While eToro did not explicitly cite the securities regulator’s action as the reason for the latest changes in its crypto offering, it did emphasize the “rapidly evolving regulatory landscape.” In doing so, eToro joins the likes of Robinhood as the industry faces the SEC’s enforcement hammer.
eToro’s Latest Update
According to the new update, eToro said its US customers will no longer be able to purchase Algorand (ALGO), Decentraland (MANA), Dash (DASH), and Polygon (MATIC) starting July 12th. Customers will still be able to retain the ability to “hold and sell existing positions in these coins.”
“We remain a supporter of crypto-assets and believe in the importance of offering our users access to a diversified range of asset classes, which includes stocks, ETFs, and options.”
Earlier this year, eToro partnered with Twitter to enable the users of the social media giant to access stocks, cryptocurrencies, and other financial assets. However, the recent crackdown on the asset class has forced it to evaluate the regulatory environment in the country.
In a statement, the brokerage firm reiterated its commitment to working closely with global regulators in a bid “to shape the future of the crypto industry and champion access for the ordinary investor.”
Heightened Scrutiny
This isn’t the first time eToro had restricted its US customers from certain assets. After the SEC’s lawsuit against blockchain firm Ripple in December 2020, eToro delisted XRP. A few months later, the company also delisted Cardano (ADA) and Tron (TRX) due to “business-related considerations in the evolving regulatory environment.”

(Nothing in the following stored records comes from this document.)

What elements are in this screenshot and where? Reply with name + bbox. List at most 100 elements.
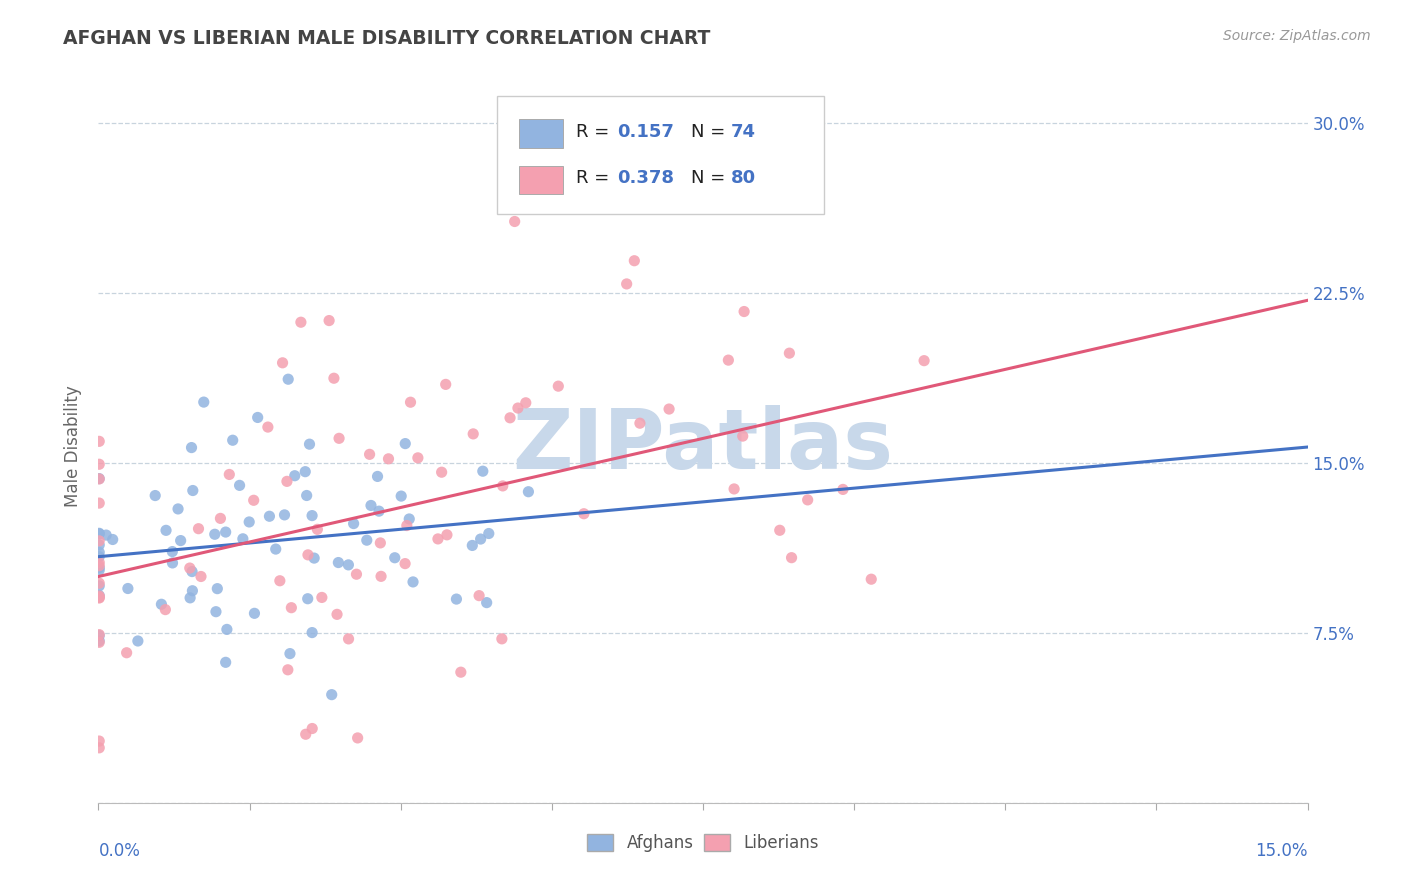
Point [181, 483, 204, 498]
Point [277, 663, 299, 677]
Point [155, 602, 177, 616]
Point [89, 591, 111, 605]
Point [89, 560, 111, 574]
Point [717, 353, 740, 368]
Point [463, 426, 485, 441]
Point [359, 447, 381, 461]
Text: 74: 74 [731, 123, 756, 141]
Point [470, 532, 492, 546]
Point [89, 496, 111, 510]
Point [96, 528, 118, 542]
Point [547, 379, 569, 393]
Point [503, 214, 526, 228]
Point [426, 532, 449, 546]
Point [731, 429, 754, 443]
Point [389, 489, 412, 503]
Point [89, 526, 111, 541]
Point [290, 315, 312, 329]
Point [187, 522, 209, 536]
Legend: Afghans, Liberians: Afghans, Liberians [582, 829, 824, 857]
Point [399, 395, 422, 409]
Point [209, 511, 232, 525]
Point [117, 582, 139, 596]
Point [478, 526, 501, 541]
Point [436, 528, 458, 542]
Text: 15.0%: 15.0% [1256, 842, 1308, 860]
Text: N =: N = [690, 169, 731, 187]
Point [284, 468, 307, 483]
Point [468, 589, 491, 603]
Point [406, 450, 429, 465]
Point [322, 371, 344, 385]
Point [89, 545, 111, 559]
Point [193, 395, 215, 409]
Point [222, 434, 245, 448]
Point [181, 583, 204, 598]
Point [264, 542, 287, 557]
Point [492, 479, 515, 493]
Point [384, 550, 406, 565]
Point [368, 504, 391, 518]
Point [318, 313, 340, 327]
Point [832, 483, 855, 497]
Text: AFGHAN VS LIBERIAN MALE DISABILITY CORRELATION CHART: AFGHAN VS LIBERIAN MALE DISABILITY CORRE… [63, 29, 710, 47]
Point [89, 635, 111, 649]
Point [89, 549, 111, 564]
Point [215, 656, 238, 670]
Text: 0.0%: 0.0% [98, 842, 141, 860]
Point [398, 512, 420, 526]
Point [169, 533, 191, 548]
Point [228, 478, 250, 492]
Point [238, 515, 260, 529]
Point [778, 346, 800, 360]
Point [491, 632, 513, 646]
Point [328, 556, 350, 570]
Point [162, 544, 184, 558]
Point [101, 533, 124, 547]
Point [89, 734, 111, 748]
Point [796, 492, 818, 507]
Point [218, 467, 240, 482]
Point [297, 591, 319, 606]
Point [430, 465, 453, 479]
Point [434, 377, 457, 392]
Point [298, 437, 321, 451]
Point [302, 551, 325, 566]
Text: 80: 80 [731, 169, 756, 187]
Text: R =: R = [576, 169, 614, 187]
Point [337, 558, 360, 572]
Point [215, 524, 238, 539]
Point [301, 508, 323, 523]
Point [471, 464, 494, 478]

The development comes days after another prominent trading firm – Robinhood – announced plans to end support for Solana (SOL), Cardano (ADA), and Polygon (MATIC).
Robinhood’s chief legal officer Dan Gallagher recently testified before the House Agriculture Committee that the firm tried to register with the SEC as a special-purpose broker for digital assets but was shut down by the agency without proper explanation even after going through a 16-month process for the same.